Apple hasn’t always had the easiest time in China, and the latest reminder of this is the launch of a new scheme allowing users of Beijing’s transport system to pay through an app — although it’s not available on Apple Pay, or even iOS.
Instead, the service is only available via Android app, with the likely reason for the iOS lockout reportedly being because Apple sticks to its proprietary Apple Pay system, rather than supporting third-party payment apps.
Big trouble in bigger China
Prior to launching Apple Pay in China, Tim Cook described doing so as “top of the list” in terms of Apple’s priorities. Nonetheless, Apple faces an uphill battle in the country. At present, Aliba’s Alipay and Tencent’s WeChat Pay dominate the Chinese mobile payments market, respectively representing in the region of 53.7 percent and 39.5 percent of the market.
The decision to launch the Beijing travel app — created by public transport payments company Yikatong — on Android only can be read as another illustration of how Apple isn’t prioritized in China.

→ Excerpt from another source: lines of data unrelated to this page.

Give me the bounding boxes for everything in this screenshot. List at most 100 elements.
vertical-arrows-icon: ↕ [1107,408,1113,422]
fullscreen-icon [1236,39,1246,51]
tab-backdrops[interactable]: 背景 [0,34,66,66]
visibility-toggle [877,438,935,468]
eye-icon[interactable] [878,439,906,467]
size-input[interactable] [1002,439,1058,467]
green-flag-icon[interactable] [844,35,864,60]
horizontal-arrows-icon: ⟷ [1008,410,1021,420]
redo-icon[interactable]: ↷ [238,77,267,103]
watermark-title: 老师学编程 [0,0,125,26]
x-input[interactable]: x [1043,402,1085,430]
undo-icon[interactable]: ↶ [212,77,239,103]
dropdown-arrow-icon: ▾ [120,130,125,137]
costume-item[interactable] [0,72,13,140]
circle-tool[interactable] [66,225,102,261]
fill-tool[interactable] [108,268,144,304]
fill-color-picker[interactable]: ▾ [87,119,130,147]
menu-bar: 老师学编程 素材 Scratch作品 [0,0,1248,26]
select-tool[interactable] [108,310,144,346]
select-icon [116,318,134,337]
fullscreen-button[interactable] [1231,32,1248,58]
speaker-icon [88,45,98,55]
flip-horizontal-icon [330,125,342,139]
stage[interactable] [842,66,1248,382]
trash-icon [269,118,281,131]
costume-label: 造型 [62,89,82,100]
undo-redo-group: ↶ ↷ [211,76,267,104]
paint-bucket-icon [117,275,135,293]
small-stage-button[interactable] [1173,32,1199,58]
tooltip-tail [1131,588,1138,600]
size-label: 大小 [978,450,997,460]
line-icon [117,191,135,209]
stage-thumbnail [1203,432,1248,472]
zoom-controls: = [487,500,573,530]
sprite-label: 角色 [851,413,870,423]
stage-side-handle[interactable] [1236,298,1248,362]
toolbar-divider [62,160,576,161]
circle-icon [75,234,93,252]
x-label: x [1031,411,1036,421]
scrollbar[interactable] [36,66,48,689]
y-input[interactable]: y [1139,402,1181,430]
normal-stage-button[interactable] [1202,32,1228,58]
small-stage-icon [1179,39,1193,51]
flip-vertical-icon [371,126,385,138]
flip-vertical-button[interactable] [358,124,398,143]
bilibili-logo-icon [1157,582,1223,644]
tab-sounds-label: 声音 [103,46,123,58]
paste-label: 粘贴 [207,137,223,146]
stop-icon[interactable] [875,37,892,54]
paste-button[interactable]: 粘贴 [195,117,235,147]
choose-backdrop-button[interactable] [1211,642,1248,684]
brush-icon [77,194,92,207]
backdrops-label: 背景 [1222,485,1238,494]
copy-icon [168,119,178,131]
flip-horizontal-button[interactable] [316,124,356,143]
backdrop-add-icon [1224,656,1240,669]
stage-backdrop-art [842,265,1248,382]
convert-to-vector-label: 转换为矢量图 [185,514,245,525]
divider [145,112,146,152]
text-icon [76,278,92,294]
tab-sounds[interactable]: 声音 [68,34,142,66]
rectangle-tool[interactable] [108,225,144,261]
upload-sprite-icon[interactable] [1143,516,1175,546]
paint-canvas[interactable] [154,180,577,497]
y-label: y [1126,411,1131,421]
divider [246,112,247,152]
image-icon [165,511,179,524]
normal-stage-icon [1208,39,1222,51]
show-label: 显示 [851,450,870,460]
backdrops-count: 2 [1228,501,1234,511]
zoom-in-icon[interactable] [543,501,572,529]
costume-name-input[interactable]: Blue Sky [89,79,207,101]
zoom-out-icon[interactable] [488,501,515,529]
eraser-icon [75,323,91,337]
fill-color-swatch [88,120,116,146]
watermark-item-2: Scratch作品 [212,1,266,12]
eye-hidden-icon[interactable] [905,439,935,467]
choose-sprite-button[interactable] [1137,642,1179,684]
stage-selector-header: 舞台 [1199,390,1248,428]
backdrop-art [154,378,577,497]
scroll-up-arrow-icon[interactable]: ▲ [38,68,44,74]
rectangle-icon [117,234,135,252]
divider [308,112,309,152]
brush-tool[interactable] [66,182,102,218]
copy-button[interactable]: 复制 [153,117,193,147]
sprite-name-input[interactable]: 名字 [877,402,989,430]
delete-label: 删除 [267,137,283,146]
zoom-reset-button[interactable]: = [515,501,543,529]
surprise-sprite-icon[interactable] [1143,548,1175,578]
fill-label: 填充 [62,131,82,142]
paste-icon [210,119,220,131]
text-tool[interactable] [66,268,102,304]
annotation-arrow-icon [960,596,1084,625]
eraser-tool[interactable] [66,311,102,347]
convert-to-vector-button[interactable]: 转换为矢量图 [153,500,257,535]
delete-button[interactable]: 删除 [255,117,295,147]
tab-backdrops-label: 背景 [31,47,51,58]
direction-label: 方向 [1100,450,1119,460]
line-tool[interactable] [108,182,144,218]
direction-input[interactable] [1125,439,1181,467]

In the past, Apple has been forced to shut down its iBookstore and iTunes Movies in China, as well as been forced to accept the Chinese government’s demands that it run network safety evaluations on all Apple products before they can be imported into the country.
In addition, its products were booted off the list of approved state purchases, along with other Western companies such as Cisco and Intel — in favor of thousands of Chinese-made products. More recently, Apple ran into problems with internet regulators in China calling on Apple to “tighten its checks” on live streaming apps which appear in the App Store. It has also had to partner up with local data management firm Guizhou-Cloud Big Data Industry (GCDB) in order to meet new cybersecurity rules, requiring cloud services in the country to be operated by Chinese companies.
Apple’s not giving up
Apple has recently launched its biggest marketing campaign for Apple Pay in China since the service’s launch. Still, decisions like the one taken by Yikatong certainly seem to be designed to favor popular local manufacturers, all of which make Android handsets.
Apple, of its part, has struggled a bit in China as of late. According to analysts at Oppenheimer, Apple’s “Reality Distortion Field” is fading in China, as iPhone sales drop 20 percent. That’s at least twice as bad as any other market.
Whether Apple can negotiate a deal to use Apple Pay for Chinese public transport — as it has in Japan — remains to be seen. These kinds of deals, and preferably exclusives, are going to be crucial if Apple wants to ever break through in the mobile payments market, however.